Les ministres allemand et français, Schäuble et Sapin, sont tombés d’accord à Milan sur une ligne directrice: c’est, outre les transports, l’éducation et la recherche qu’il faut favoriser plutôt que le béton. Juste. Mais les mots sont faibles. C’est une vraie révolution de l’enseignement qu’il faut lancer. Les langues, l’informatique, la culture générale… toutes ces branches doivent être revues et renforcées pour tenir compte du monde tel qu’il est. L’apprentissage, la formation continue, la reconversion des chômeurs: il y a tant de chantiers à ouvrir ou accélérer en Europe, tant d’expériences à échanger. Pourquoi, simple exemple, ne pas imiter le milliardaire Xavier Niel, qui ouvre des écoles d’informatique à des jeunes paumés, largués de l’école, qui retrouvent confiance en eux devant les écrans et jusque dans les dortoirs communs?
La croissance passe par l’investissement privé. Banalité. Mais pour que des entreprises se créent ou se développent, il faut de la confiance et surtout de l’envie. Or, trop d’Européens sont en panne d’envie. Trop d’entre eux mijotent dans les jérémiades. A force de peindre le paysage en noir, les médias conformistes et les politiciens en quête de suffrages, obnubilés par l’euro bashing, coupent les élans.

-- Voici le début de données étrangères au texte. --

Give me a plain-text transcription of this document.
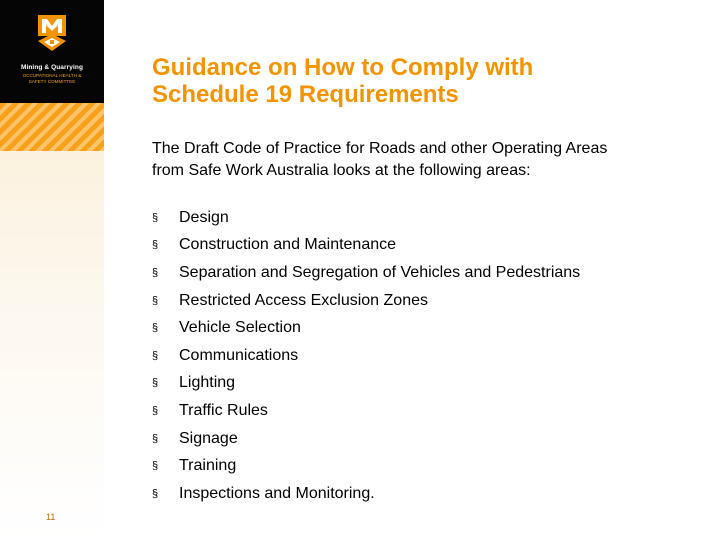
Mining & Quarrying
OCCUPATIONAL HEALTH &
SAFETY COMMITTEE
11
Guidance on How to Comply with
Schedule 19 Requirements
The Draft Code of Practice for Roads and other Operating Areas
from Safe Work Australia looks at the following areas:
§	Design
§	Construction and Maintenance
§	Separation and Segregation of Vehicles and Pedestrians
§	Restricted Access Exclusion Zones
§	Vehicle Selection
§	Communications
§	Lighting
§	Traffic Rules
§	Signage
§	Training
§	Inspections and Monitoring.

La croissance péclotera aussi longtemps que ne s’élèveront pas des voix fortes pour dire que l’Europe est riche, de capitaux et surtout de talents, d’inventeurs, plus juste socialement qu’aucune autre partie du monde, qu’elle est capable de tous les rebonds si elle croit en elle. Les peuples ont besoin d’un récit qui fait rêver, qui pousse à avancer ensemble. Les nationalistes, eux, voguent sur une mythologie, rétrograde et vénéneuse, mais qui paie. Les progressistes feraient bien d’élaborer leur vision et de la proclamer sans mollesse. Ce sera plus utile qu’ergoter sur le montant des sommes à injecter dans le corps fatigué de l’Europe. Fatigué mais loin d’être aussi mal en point que les dépressifs, les ennemis et les rivaux  le racontent.